November 12, 2016 - January 7, 2017
1010 N Highland Ave, Los Angeles, CA 90038
Hannah Hoffman Gallery is pleased to present an exhibition of works by the renowned American artist Paul Thek (1933-1988). This will mark the first solo gallery exhibition of the artist’s work in Los Angeles, and the most significant presentation of his work in L.A. since Paul Thek: Diver, a retrospective at the Hammer Museum in 2011. Beginning his career in New York primarily with painting, drawing and sculpture, Thek eventually became known in the 1960s for his immersive installations. From 1967 to 1976, Thek lived in Europe, where he began pioneering room-size environments. His works, often marked by fragile or ephemeral materials with regard to the personal, mystic, and spiritual, have been a source of widespread influence to artists such as Mike Kelley, Tony Oursler, and Robert Gober, amongst numerous others.

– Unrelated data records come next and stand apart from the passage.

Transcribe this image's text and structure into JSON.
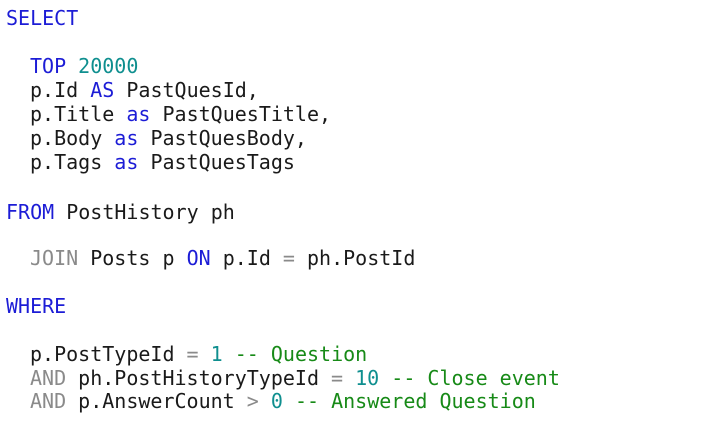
{
  "editor": {
    "lines": {
      "select_kw": "SELECT",
      "top_kw": "TOP",
      "top_num": "20000",
      "col1_expr": "p.Id",
      "col1_as": "AS",
      "col1_alias": "PastQuesId,",
      "col2_expr": "p.Title",
      "col2_as": "as",
      "col2_alias": "PastQuesTitle,",
      "col3_expr": "p.Body",
      "col3_as": "as",
      "col3_alias": "PastQuesBody,",
      "col4_expr": "p.Tags",
      "col4_as": "as",
      "col4_alias": "PastQuesTags",
      "from_kw": "FROM",
      "from_table": "PostHistory ph",
      "join_kw": "JOIN",
      "join_table": "Posts p",
      "on_kw": "ON",
      "on_left": "p.Id",
      "on_op": "=",
      "on_right": "ph.PostId",
      "where_kw": "WHERE",
      "w1_expr": "p.PostTypeId",
      "w1_op": "=",
      "w1_num": "1",
      "w1_comment": "-- Question",
      "w2_and": "AND",
      "w2_expr": "ph.PostHistoryTypeId",
      "w2_op": "=",
      "w2_num": "10",
      "w2_comment": "-- Close event",
      "w3_and": "AND",
      "w3_expr": "p.AnswerCount",
      "w3_op": ">",
      "w3_num": "0",
      "w3_comment": "-- Answered Question"
    },
    "colors": {
      "keyword": "#1c1cd6",
      "number": "#0f8f8f",
      "operator": "#8a8a8a",
      "comment": "#178a17",
      "text": "#1a1a1a",
      "background": "#ffffff"
    }
  }
}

Paul Thek was born in Brooklyn in 1933. He studied at the Art Students League, the Pratt Institute, and Cooper Union School of Art in the early 1950s. In 1954, Thek moved to Miami and first exhibited his works in 1957 at Mirrel Gallery. He was the recipient of the Fulbright Fellowship in 1967 and National Endowment for the Arts Grant in 1976. Thek’s work has been shown at numerous exhibitions internationally, including The Arts Club of Chicago, Chicago; The Corcoran Gallery of Art, Washington D.C.; P.S.1 Center for Contemporary Art, New York; Palais de Tokyo, Paris; Tate, London; Stedelijk Museum, Amsterdam; Reina Sofia, Madrid; Sammlung Falckenberg, Hamburg; and Moderna Museet. Stockholm. From 2010 through 2011, his retrospective traveled from the Whitney Museum of American Art to the Carnegie Museum of Art and the Hammer Museum. His work is in the collections of major American and European institutions, including the Museum of Modern Art, New York; the Whitney Museum of American Art, New York; the Los Angeles County Museum of Art, Los Angeles; the Hirshhorn Museum, Washington D.C.; the Walker Art Center, Minneapolis; Centre Pompidou, Paris, and the Ludwig Museum, Cologne.